Trustees have a duty to maximise the financial returns generated from the way in which they invest their charity’s assets, but the Commission also encourages them to consider whether their investments are consistent with their charity’s aims. As public expectations and attitudes evolve, there are welcome signals that charities are thinking about how to reconcile achieving good returns with responsible investments that align with the charity’s mission and purposes. Many in and around the sector are championing this way of thinking and leading the way, but as the regulator we want to understand what is holding others back, and give more charities the confidence to follow suit where possible.
There are two reasons for this. Firstly, there are clear indications of shifting public expectations, a changing public mood. People place increasing value on transparency, which research shows is a key driver of public trust in charities. And we are all – as donors, beneficiaries, tax-payers – increasingly interested not just in what a charity achieves, but how it behaves along the way. The number of charities that have responded to outcry from their supporters by taking purposeful financial decisions is evidence of this.
Secondly, it is increasingly prudent for trustees to consider the factors affecting the longer-term financial sustainability of their investments. And there is evidence to suggest that removing certain industries or companies from their investment portfolio doesn’t necessarily impact financial return. The report ‘Intentional Investing’, published by the Association of Charitable Foundations (ACF) in 2015, notes:
“Evidence even suggests that, in some cases, the pursuit of responsible business practices can be positive from a financial as well as a values perspective.”
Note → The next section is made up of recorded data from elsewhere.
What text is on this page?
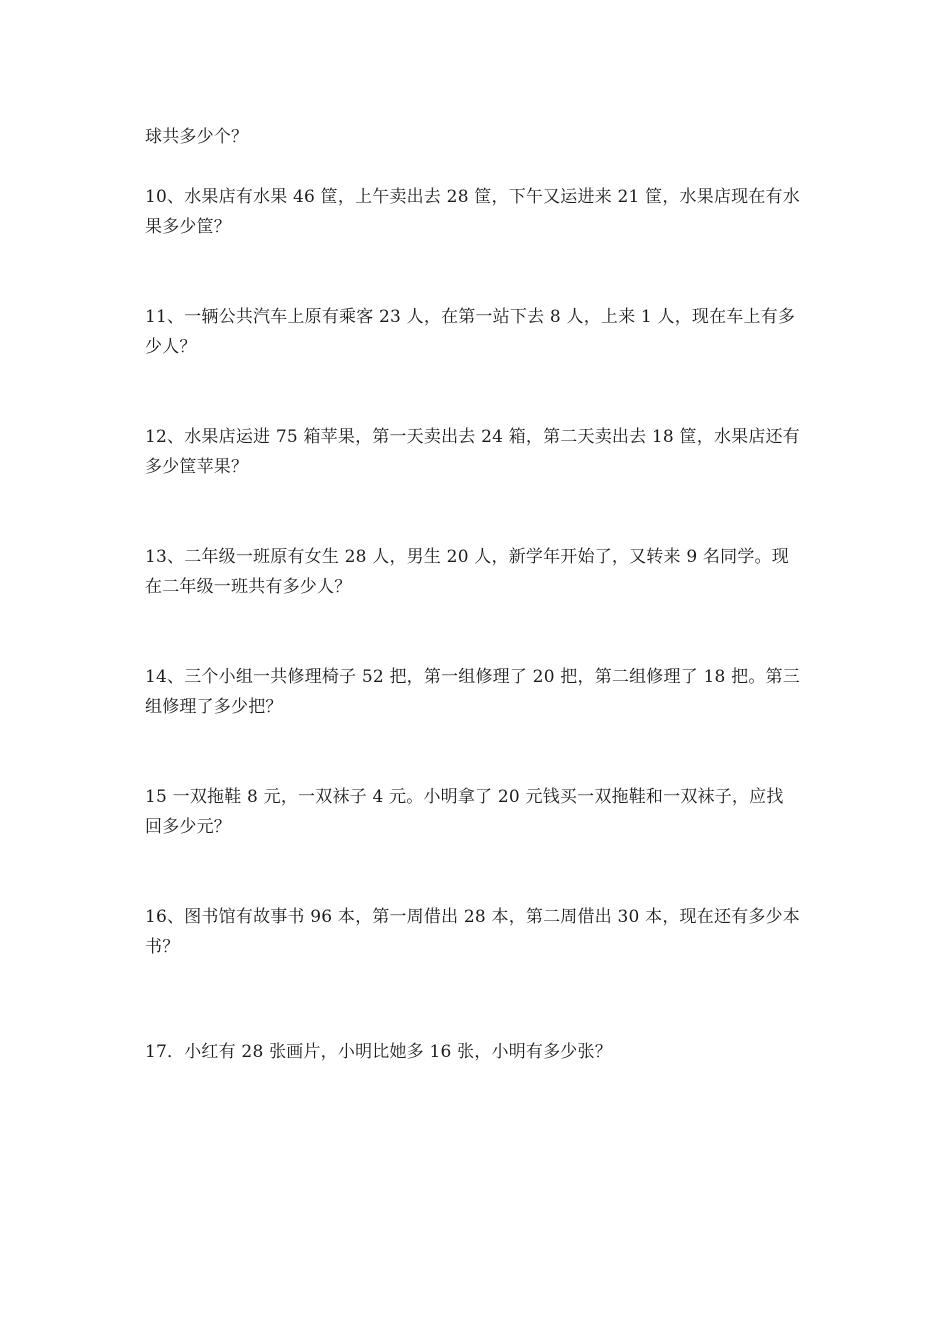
球共多少个？
10、水果店有水果 46 筐，上午卖出去 28 筐，下午又运进来 21 筐，水果店现在有水
果多少筐？
11、一辆公共汽车上原有乘客 23 人，在第一站下去 8 人，上来 1 人，现在车上有多
少人？
12、水果店运进 75 箱苹果，第一天卖出去 24 箱，第二天卖出去 18 筐，水果店还有
多少筐苹果？
13、二年级一班原有女生 28 人，男生 20 人，新学年开始了，又转来 9 名同学。现
在二年级一班共有多少人？
14、三个小组一共修理椅子 52 把，第一组修理了 20 把，第二组修理了 18 把。第三
组修理了多少把？
15 一双拖鞋 8 元，一双袜子 4 元。小明拿了 20 元钱买一双拖鞋和一双袜子，应找
回多少元？
16、图书馆有故事书 96 本，第一周借出 28 本，第二周借出 30 本，现在还有多少本
书？
17．小红有 28 张画片，小明比她多 16 张，小明有多少张？
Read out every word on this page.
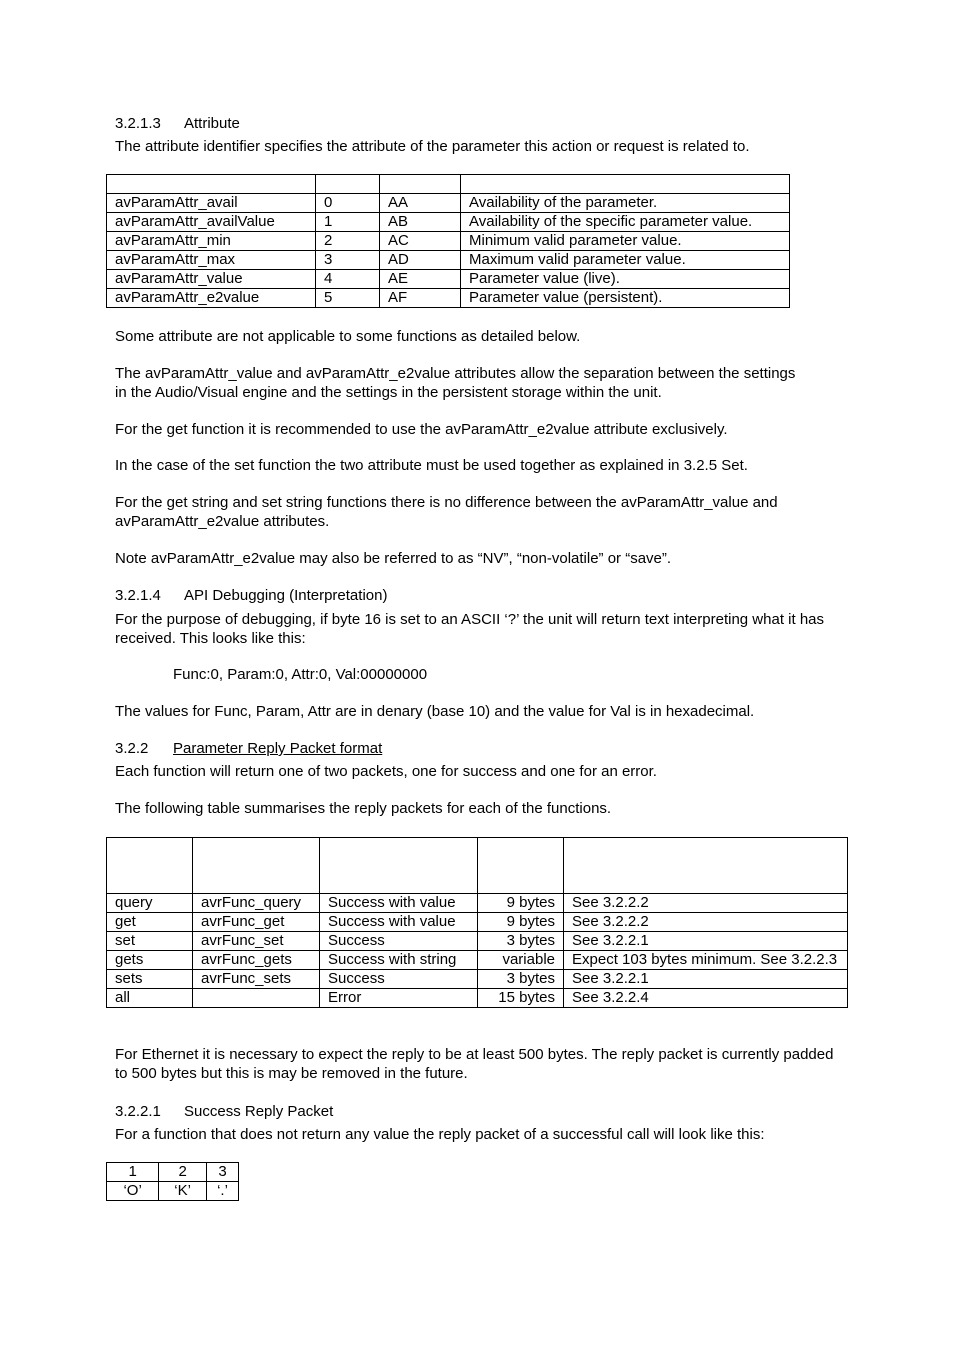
3.2.1.3 Attribute
The attribute identifier specifies the attribute of the parameter this action or request is related to.

avParamAttr_avail	0	AA	Availability of the parameter.
avParamAttr_availValue	1	AB	Availability of the specific parameter value.
avParamAttr_min	2	AC	Minimum valid parameter value.
avParamAttr_max	3	AD	Maximum valid parameter value.
avParamAttr_value	4	AE	Parameter value (live).
avParamAttr_e2value	5	AF	Parameter value (persistent).
Some attribute are not applicable to some functions as detailed below.
The avParamAttr_value and avParamAttr_e2value attributes allow the separation between the settings in the Audio/Visual engine and the settings in the persistent storage within the unit.
For the get function it is recommended to use the avParamAttr_e2value attribute exclusively.
In the case of the set function the two attribute must be used together as explained in 3.2.5 Set.
For the get string and set string functions there is no difference between the avParamAttr_value and avParamAttr_e2value attributes.
Note avParamAttr_e2value may also be referred to as “NV”, “non-volatile” or “save”.
3.2.1.4 API Debugging (Interpretation)
For the purpose of debugging, if byte 16 is set to an ASCII ‘?’ the unit will return text interpreting what it has received. This looks like this:
Func:0, Param:0, Attr:0, Val:00000000
The values for Func, Param, Attr are in denary (base 10) and the value for Val is in hexadecimal.
3.2.2 Parameter Reply Packet format
Each function will return one of two packets, one for success and one for an error.
The following table summarises the reply packets for each of the functions.

query	avrFunc_query	Success with value	9 bytes	See 3.2.2.2
get	avrFunc_get	Success with value	9 bytes	See 3.2.2.2
set	avrFunc_set	Success	3 bytes	See 3.2.2.1
gets	avrFunc_gets	Success with string	variable	Expect 103 bytes minimum. See 3.2.2.3
sets	avrFunc_sets	Success	3 bytes	See 3.2.2.1
all		Error	15 bytes	See 3.2.2.4
For Ethernet it is necessary to expect the reply to be at least 500 bytes. The reply packet is currently padded to 500 bytes but this is may be removed in the future.
3.2.2.1 Success Reply Packet
For a function that does not return any value the reply packet of a successful call will look like this:
1	2	3
‘O’	‘K’	‘.’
The law is clear that charities can take ethical and other non-financial considerations into account when deciding how to invest their assets in a number of scenarios, such as where there is a conflict with the charity’s purposes; where the investments would hamper the charity’s work; or where there is no risk of significant financial detriment. The Commission’s guidance in this area is also permissive, and indeed we know of charities that already have responsible or ethical investment policies in place.
But we want to ensure that others are not shying away from this due to a lack of awareness or the area being seen as too difficult. We want to ensure charities are aware of what they can do in this area, to understand their options when it comes to investing responsibly, and if necessary, equip them with tools to help make thoughtfully considered decisions. In short, we want more trustees to feel empowered to take a fresh look at their financial investments and make informed decisions that are right for their charity.
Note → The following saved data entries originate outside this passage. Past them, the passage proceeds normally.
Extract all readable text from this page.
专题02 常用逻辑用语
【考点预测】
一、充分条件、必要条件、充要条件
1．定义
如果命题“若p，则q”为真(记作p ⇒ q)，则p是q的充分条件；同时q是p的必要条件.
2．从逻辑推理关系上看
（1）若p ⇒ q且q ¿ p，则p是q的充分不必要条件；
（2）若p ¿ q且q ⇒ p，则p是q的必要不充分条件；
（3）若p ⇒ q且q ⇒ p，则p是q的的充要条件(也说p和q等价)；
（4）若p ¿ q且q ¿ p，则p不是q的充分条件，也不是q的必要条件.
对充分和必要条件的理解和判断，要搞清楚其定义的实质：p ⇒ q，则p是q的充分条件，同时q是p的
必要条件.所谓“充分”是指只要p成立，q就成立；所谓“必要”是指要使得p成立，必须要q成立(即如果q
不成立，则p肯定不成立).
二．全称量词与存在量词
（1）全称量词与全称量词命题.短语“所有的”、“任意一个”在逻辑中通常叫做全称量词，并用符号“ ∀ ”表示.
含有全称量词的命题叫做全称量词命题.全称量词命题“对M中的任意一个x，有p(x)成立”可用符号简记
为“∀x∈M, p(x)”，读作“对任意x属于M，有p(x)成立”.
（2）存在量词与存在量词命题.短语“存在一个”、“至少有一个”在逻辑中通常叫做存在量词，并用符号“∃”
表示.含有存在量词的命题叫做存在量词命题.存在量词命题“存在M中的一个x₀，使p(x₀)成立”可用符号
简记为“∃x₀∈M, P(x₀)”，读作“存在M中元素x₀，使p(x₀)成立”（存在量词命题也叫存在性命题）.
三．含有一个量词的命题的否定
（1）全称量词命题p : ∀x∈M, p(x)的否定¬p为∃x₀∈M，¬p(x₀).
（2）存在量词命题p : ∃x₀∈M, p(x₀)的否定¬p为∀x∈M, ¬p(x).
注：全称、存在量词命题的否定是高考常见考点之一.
That’s why we have established a programme of work to seek to understand the barriers trustees currently feel prevent them from investing responsibly and in line with their purposes.
What does the Commission mean when it refers to responsible investment?
Responsible investment, for us, means demonstrating that you have thought about your charity’s purpose as well as your investment duties when making investment decisions. What is of principal concern to supporters of a health charity will differ to that of a conservation charity, and so the balancing act will play out in different ways. Indeed, this is not solely about climate change – a range of social and other issues such as human rights records, or treatment of workforce, may need to be considered if a charity is to live its values.
Often there won’t be an easy answer. It will always be for trustees to decide what is right in their specific case, and what that means in practice will vary between different charities – what is ethical may not always be universally accepted.
We want to hear from you
Charities are independent. We will not be telling trustees what conclusions they should reach when deciding how to invest their charity’s assets. But we want to put this issue at the forefront of trustees’ minds and encourage and support them to ask the right questions.
We want to hear from charity trustees, charity investment managers, employees or anyone with an interest in this issue to share their thoughts. What are your experiences and current considerations around responsible investments? What do you think are the barriers to more widespread responsible investments and what more could be done to support trustees to invest in a way that reflects the charity’s purpose and values?
The Commission will be seeking views until Tuesday 31 March 2020. Please email contributions to firstname.lastname@example.org
We want charity to thrive and inspire public trust, so the time is now for us all to start thinking more purposefully about how charities invest their funds.